My issue isn't with the non-eating of meat; just the exclusion of 70 percent or so of the average menu offering. It's pretty limited, and not a fair review of what may be the emphasis of a given restaurant. As in the case of Friends, where four meals were consumed, half of which were Boca Burgers. The lone observation of a meat dish came from Billman's "carnivore" friend. Why doesn't the friend just write the column and eliminate the middle man?
Isn't a column like this the equivalent of the Sentinel having a technology writer who only uses Palm OS? Or an automotive editor who only rides motorcycles?
That being said, I look forward to visiting Friends soon. Maybe I'll do it on the way to the movies with my deaf buddy who reviews films, but only those with subtitles.
Sean Miller, Orlando
Jeffrey C. Billman responds: I absolutely, totally, 100 percent agree with you and I have officially been relieved of my restaurant-critic duties.
Why Ben hates America
I would like to provide some context for the remark that was attributed to me in the Rate the Protest! section [Happytown™, March 23].

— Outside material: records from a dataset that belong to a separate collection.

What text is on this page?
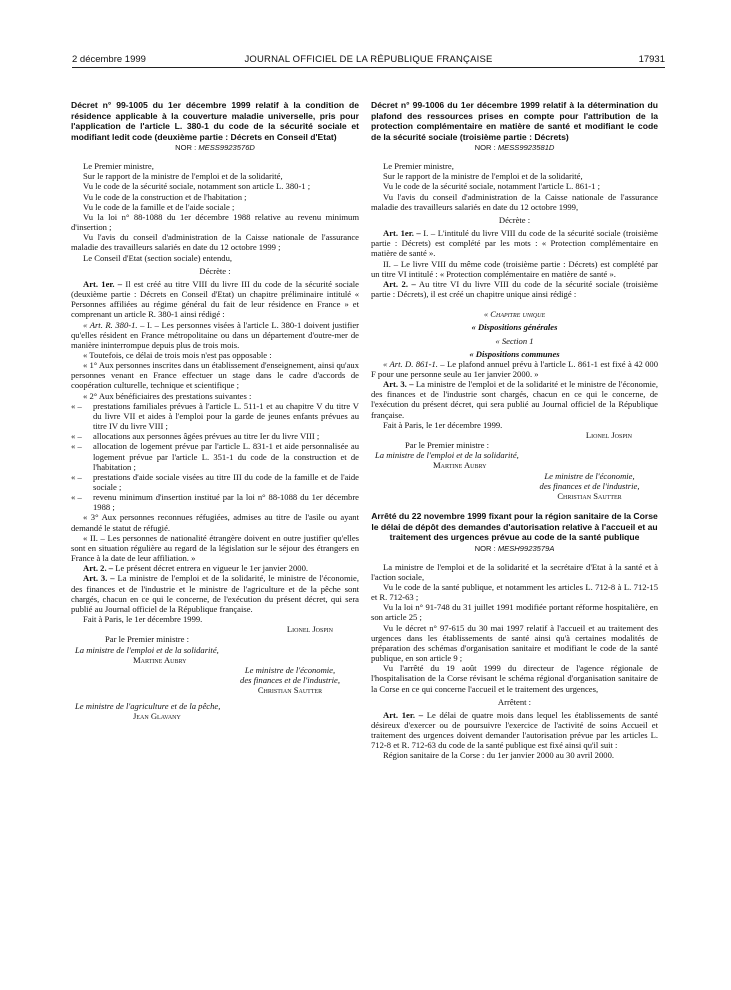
2 décembre 1999	JOURNAL OFFICIEL DE LA RÉPUBLIQUE FRANÇAISE	17931
Décret n° 99-1005 du 1er décembre 1999 relatif à la condition de résidence applicable à la couverture maladie universelle, pris pour l'application de l'article L. 380-1 du code de la sécurité sociale et modifiant ledit code (deuxième partie : Décrets en Conseil d'Etat)
NOR : MESS9923576D
Le Premier ministre,
Sur le rapport de la ministre de l'emploi et de la solidarité,
Vu le code de la sécurité sociale, notamment son article L. 380-1 ;
Vu le code de la construction et de l'habitation ;
Vu le code de la famille et de l'aide sociale ;
Vu la loi n° 88-1088 du 1er décembre 1988 relative au revenu minimum d'insertion ;
Vu l'avis du conseil d'administration de la Caisse nationale de l'assurance maladie des travailleurs salariés en date du 12 octobre 1999 ;
Le Conseil d'Etat (section sociale) entendu,
Décrète :
Art. 1er. – Il est créé au titre VIII du livre III du code de la sécurité sociale (deuxième partie : Décrets en Conseil d'Etat) un chapitre préliminaire intitulé « Personnes affiliées au régime général du fait de leur résidence en France » et comprenant un article R. 380-1 ainsi rédigé :
« Art. R. 380-1. – I. – Les personnes visées à l'article L. 380-1 doivent justifier qu'elles résident en France métropolitaine ou dans un département d'outre-mer de manière ininterrompue depuis plus de trois mois.
« Toutefois, ce délai de trois mois n'est pas opposable :
« 1° Aux personnes inscrites dans un établissement d'enseignement, ainsi qu'aux personnes venant en France effectuer un stage dans le cadre d'accords de coopération culturelle, technique et scientifique ;
« 2° Aux bénéficiaires des prestations suivantes :
« – prestations familiales prévues à l'article L. 511-1 et au chapitre V du titre V du livre VII et aides à l'emploi pour la garde de jeunes enfants prévues au titre IV du livre VIII ;
« – allocations aux personnes âgées prévues au titre Ier du livre VIII ;
« – allocation de logement prévue par l'article L. 831-1 et aide personnalisée au logement prévue par l'article L. 351-1 du code de la construction et de l'habitation ;
« – prestations d'aide sociale visées au titre III du code de la famille et de l'aide sociale ;
« – revenu minimum d'insertion institué par la loi n° 88-1088 du 1er décembre 1988 ;
« 3° Aux personnes reconnues réfugiées, admises au titre de l'asile ou ayant demandé le statut de réfugié.
« II. – Les personnes de nationalité étrangère doivent en outre justifier qu'elles sont en situation régulière au regard de la législation sur le séjour des étrangers en France à la date de leur affiliation. »
Art. 2. – Le présent décret entrera en vigueur le 1er janvier 2000.
Art. 3. – La ministre de l'emploi et de la solidarité, le ministre de l'économie, des finances et de l'industrie et le ministre de l'agriculture et de la pêche sont chargés, chacun en ce qui le concerne, de l'exécution du présent décret, qui sera publié au Journal officiel de la République française.
Fait à Paris, le 1er décembre 1999.
Lionel Jospin
Par le Premier ministre :
La ministre de l'emploi et de la solidarité,
Martine Aubry
Le ministre de l'économie,
des finances et de l'industrie,
Christian Sautter
Le ministre de l'agriculture et de la pêche,
Jean Glavany
Décret n° 99-1006 du 1er décembre 1999 relatif à la détermination du plafond des ressources prises en compte pour l'attribution de la protection complémentaire en matière de santé et modifiant le code de la sécurité sociale (troisième partie : Décrets)
NOR : MESS9923581D
Le Premier ministre,
Sur le rapport de la ministre de l'emploi et de la solidarité,
Vu le code de la sécurité sociale, notamment l'article L. 861-1 ;
Vu l'avis du conseil d'administration de la Caisse nationale de l'assurance maladie des travailleurs salariés en date du 12 octobre 1999,
Décrète :
Art. 1er. – I. – L'intitulé du livre VIII du code de la sécurité sociale (troisième partie : Décrets) est complété par les mots : « Protection complémentaire en matière de santé ».
II. – Le livre VIII du même code (troisième partie : Décrets) est complété par un titre VI intitulé : « Protection complémentaire en matière de santé ».
Art. 2. – Au titre VI du livre VIII du code de la sécurité sociale (troisième partie : Décrets), il est créé un chapitre unique ainsi rédigé :
« Chapitre unique
« Dispositions générales
« Section 1
« Dispositions communes
« Art. D. 861-1. – Le plafond annuel prévu à l'article L. 861-1 est fixé à 42 000 F pour une personne seule au 1er janvier 2000. »
Art. 3. – La ministre de l'emploi et de la solidarité et le ministre de l'économie, des finances et de l'industrie sont chargés, chacun en ce qui le concerne, de l'exécution du présent décret, qui sera publié au Journal officiel de la République française.
Fait à Paris, le 1er décembre 1999.
Lionel Jospin
Par le Premier ministre :
La ministre de l'emploi et de la solidarité,
Martine Aubry
Le ministre de l'économie,
des finances et de l'industrie,
Christian Sautter
Arrêté du 22 novembre 1999 fixant pour la région sanitaire de la Corse le délai de dépôt des demandes d'autorisation relative à l'accueil et au traitement des urgences prévue au code de la santé publique
NOR : MESH9923579A
La ministre de l'emploi et de la solidarité et la secrétaire d'Etat à la santé et à l'action sociale,
Vu le code de la santé publique, et notamment les articles L. 712-8 à L. 712-15 et R. 712-63 ;
Vu la loi n° 91-748 du 31 juillet 1991 modifiée portant réforme hospitalière, en son article 25 ;
Vu le décret n° 97-615 du 30 mai 1997 relatif à l'accueil et au traitement des urgences dans les établissements de santé ainsi qu'à certaines modalités de préparation des schémas d'organisation sanitaire et modifiant le code de la santé publique, en son article 9 ;
Vu l'arrêté du 19 août 1999 du directeur de l'agence régionale de l'hospitalisation de la Corse révisant le schéma régional d'organisation sanitaire de la Corse en ce qui concerne l'accueil et le traitement des urgences,
Arrêtent :
Art. 1er. – Le délai de quatre mois dans lequel les établissements de santé désireux d'exercer ou de poursuivre l'exercice de l'activité de soins Accueil et traitement des urgences doivent demander l'autorisation prévue par les articles L. 712-8 et R. 712-63 du code de la santé publique est fixé ainsi qu'il suit :
Région sanitaire de la Corse : du 1er janvier 2000 au 30 avril 2000.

To begin with, in my mind, I do not feel that I impolitely hassled the "peace-protesting vet about carrying an American flag" [at the The World Can't Wait rally March 18 in front of Orlando City Hall]. However, I admit that I did politely reproach him about that. The reason for doing this is that the American flag represents nationalism, patriotism and imperialism, all of which are partly to blame for the war in which the United States currently is embroiled.

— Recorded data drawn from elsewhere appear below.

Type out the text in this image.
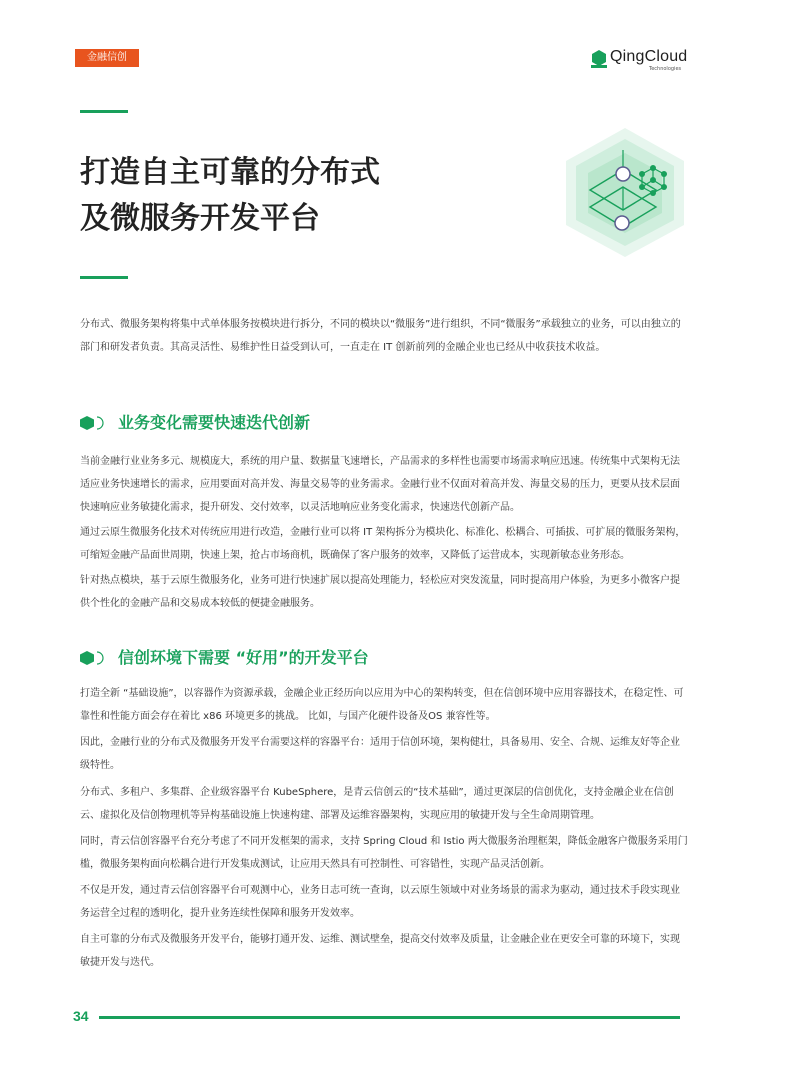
金融信创	QingCloud
Technologies
打造自主可靠的分布式
及微服务开发平台

分布式、微服务架构将集中式单体服务按模块进行拆分，不同的模块以“微服务”进行组织，不同“微服务”承载独立的业务，可以由独立的部门和研发者负责。其高灵活性、易维护性日益受到认可，一直走在 IT 创新前列的金融企业也已经从中收获技术收益。

业务变化需要快速迭代创新

当前金融行业业务多元、规模庞大，系统的用户量、数据量飞速增长，产品需求的多样性也需要市场需求响应迅速。传统集中式架构无法适应业务快速增长的需求，应用要面对高并发、海量交易等的业务需求。金融行业不仅面对着高并发、海量交易的压力，更要从技术层面快速响应业务敏捷化需求，提升研发、交付效率，以灵活地响应业务变化需求，快速迭代创新产品。

通过云原生微服务化技术对传统应用进行改造，金融行业可以将 IT 架构拆分为模块化、标准化、松耦合、可插拔、可扩展的微服务架构，可缩短金融产品面世周期，快速上架，抢占市场商机，既确保了客户服务的效率，又降低了运营成本，实现新敏态业务形态。

针对热点模块，基于云原生微服务化，业务可进行快速扩展以提高处理能力，轻松应对突发流量，同时提高用户体验，为更多小微客户提供个性化的金融产品和交易成本较低的便捷金融服务。

信创环境下需要 “好用”的开发平台

打造全新 “基础设施”，以容器作为资源承载，金融企业正经历向以应用为中心的架构转变，但在信创环境中应用容器技术，在稳定性、可靠性和性能方面会存在着比 x86 环境更多的挑战。 比如，与国产化硬件设备及OS 兼容性等。

因此，金融行业的分布式及微服务开发平台需要这样的容器平台：适用于信创环境，架构健壮，具备易用、安全、合规、运维友好等企业级特性。

分布式、多租户、多集群、企业级容器平台 KubeSphere，是青云信创云的“技术基础”，通过更深层的信创优化，支持金融企业在信创云、虚拟化及信创物理机等异构基础设施上快速构建、部署及运维容器架构，实现应用的敏捷开发与全生命周期管理。

同时，青云信创容器平台充分考虑了不同开发框架的需求，支持 Spring Cloud 和 Istio 两大微服务治理框架，降低金融客户微服务采用门槛，微服务架构面向松耦合进行开发集成测试，让应用天然具有可控制性、可容错性，实现产品灵活创新。

不仅是开发，通过青云信创容器平台可观测中心，业务日志可统一查询，以云原生领域中对业务场景的需求为驱动，通过技术手段实现业务运营全过程的透明化，提升业务连续性保障和服务开发效率。

自主可靠的分布式及微服务开发平台，能够打通开发、运维、测试壁垒，提高交付效率及质量，让金融企业在更安全可靠的环境下，实现敏捷开发与迭代。

34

Waving an American flag at an anti-war protest seems to me to be incompatible with the desire for peace, as is allegiance to the concept of a nation-state which that flag, and any national flag, represents since states of all types have been the greatest cause of human death, misery and tyranny throughout history.
Furthermore, the particular protester in question, like a typical middle-class, state-loving liberal, also carried a sign that read "Bush lies, people die; Clinton lied, nobody died."
While it is certainly true that Bush's war in Iraq has been responsible for the deaths of at least 34,000 Iraqi civilians and more than 2,300 U.S. soldiers, Clinton's hands are hardly unstained with the blood of innocent civilians, unless one chooses to overlook the military attacks he ordered on Serbia/ Kosovo, the Sudan, Iraq and Afghanistan.
This protester did not appreciate being reminded of these unfortunate facts and responded to my attempts at constructive dialogue with a barrage of weak, patriotic bullshit, which is what prompted me to say to some acquaintances, "Fuck him and fuck the Navy." I stand behind those words, although I would not be so rude as to express such sentiments to the misguided gentleman's face.
In closing I would also like to remind you that I am part of a growing and increasingly active Central Florida anarchist community numbering several hundred individuals who believe in such values as liberty, equality, mutual aid, community, decentralization, non-hierarchy, direct action and collectivity, and who work daily to create a world free of the scourges of the state and of capitalism.